Case management (CM) has been shown to improve the medical care of patients in several paradigms of general medicine. This study was undertaken to assess the impact of CM on low-income patients with epilepsy.

METHODS:

From 2002 to 2003, 737 epilepsy patients had CM provided by a non-profit, state-supported, epilepsy service subserving a four county region in southeastern Florida. Standardized survey forms distributed by the Florida Department of Health were completed by 159 consecutive patients at program admission. Follow-up information regarding seizure frequency, antiepileptic drugs, and quality of life self-rating was performed after 1 year of CM.

RESULTS:

The patients evaluated were composed of 58.5% men, with a mean age of 41.0 years. After CM, an increase in self-reported seizure control was seen in 40.2% of patients (p<0.0001, Fisher's exact test), in addition to a shift in the principal utilization of the older to the newer antiepileptic drugs.

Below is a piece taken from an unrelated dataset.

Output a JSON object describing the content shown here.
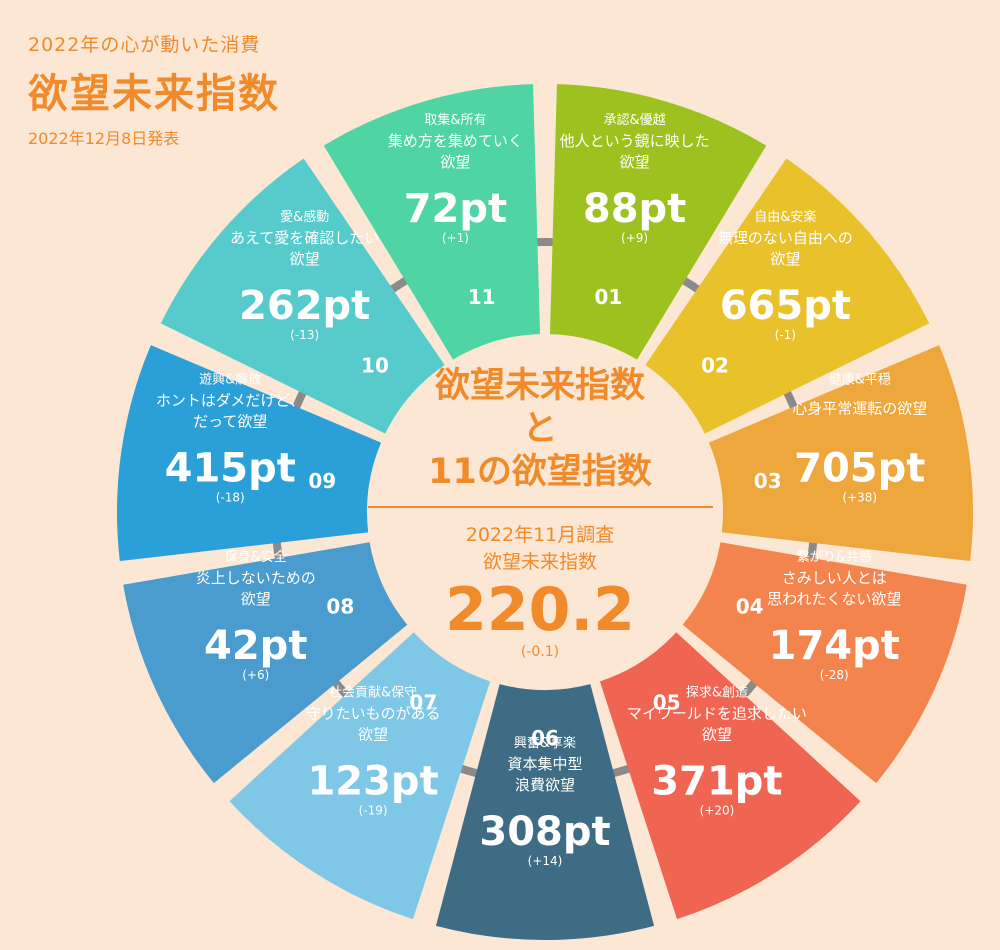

Furthermore, the total number of emergency department (ED) visits was reduced by 90% with a mean reduction of ED visits per patient from 1.83 per patient per year before CM to 0.14 per patient per year after CM (p<0.0001, Wilcoxon matched-pairs test). Following CM, fewer patients reported difficulty with friends, employers, problems socializing, and feelings of anger (p<0.05, Fisher's exact test).

CONCLUSIONS:

CM of low-income patients with epilepsy resulted in self-reported improvement in seizure control, QoL, and significantly reduced ED visitation. CM in epilepsy is feasible and represents a cost-effective improvement in outpatient epilepsy management.